This week our Faculty Learning Community focused on the Morehead Writing Project met and we talked about our top priority for our writing classrooms and because many of us are also engaged in mentoring instructors and tutors we also talked about our primary goal for those writing instructors and tutors. It was a lively and interesting conversation, but what really struck me is that ultimately all our answers could be boiled down to one simple response: reflective practice.
The concept of reflective practice is to engage in continuous learning. Engaging in reflective practice requires an inherent belief that we are never done learning and growing. Reflective practice requires that we learn from experience rather than teaching or knowledge transfer.
The teacher as reflective practitioner is an important part of our work with the National Writing Project. We encourage the teachers we work with to continually reflect on what is happening in their classrooms to think about what is working and what is not as well as why. It is that reflection upon the why that is key to this practice of growth and development.

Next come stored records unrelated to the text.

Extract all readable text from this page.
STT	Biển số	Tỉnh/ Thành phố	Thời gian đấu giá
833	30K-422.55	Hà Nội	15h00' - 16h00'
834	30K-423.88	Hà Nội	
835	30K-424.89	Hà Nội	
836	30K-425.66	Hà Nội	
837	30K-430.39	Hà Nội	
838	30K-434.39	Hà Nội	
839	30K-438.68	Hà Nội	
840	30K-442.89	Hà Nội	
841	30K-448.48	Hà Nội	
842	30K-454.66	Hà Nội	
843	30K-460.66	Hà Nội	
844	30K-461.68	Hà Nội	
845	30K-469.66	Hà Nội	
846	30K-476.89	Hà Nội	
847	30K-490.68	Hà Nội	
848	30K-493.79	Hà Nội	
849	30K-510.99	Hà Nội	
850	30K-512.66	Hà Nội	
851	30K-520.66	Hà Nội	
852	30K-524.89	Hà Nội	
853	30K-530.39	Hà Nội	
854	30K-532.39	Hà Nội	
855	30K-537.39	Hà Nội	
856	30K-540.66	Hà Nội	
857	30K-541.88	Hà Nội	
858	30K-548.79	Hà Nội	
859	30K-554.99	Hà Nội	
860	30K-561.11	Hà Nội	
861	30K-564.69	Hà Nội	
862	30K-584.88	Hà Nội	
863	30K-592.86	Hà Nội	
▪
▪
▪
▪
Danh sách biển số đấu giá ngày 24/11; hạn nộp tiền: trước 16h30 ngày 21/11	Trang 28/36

In recent years I have incorporated reflective practice into my work with writers as well as teachers. Writers learn and grow by writing but also by reflecting on their past experience, both challenges and successes. What were their goals? What did they do to achieve those goals? What worked? What did not? Understanding the answers to these questions can help writers adapt their practice to future situations and better position them to make better choices.
My goal is always to make my students into writers, but more important, to make them into self-regulating writers. Reflective practice is essential to this transformation into self-regulating writer. With reflection, with a recognition and practice of continually reflecting on the lessons offered by each experience, writers can continue to learn and grow long after they leave the writing classroom and hopefully throughout the rest of their lives. That is my goal for my students and I am continually refining my pedagogical strategies to achieve this goal.
This blog is my own struggle to be a reflective practitioner. I hope that others benefit from my posts, but ultimately I know I am the primary beneficiary as I record my achievements, defeats, struggles, and progress. Do you engage in reflective practice? Do your students?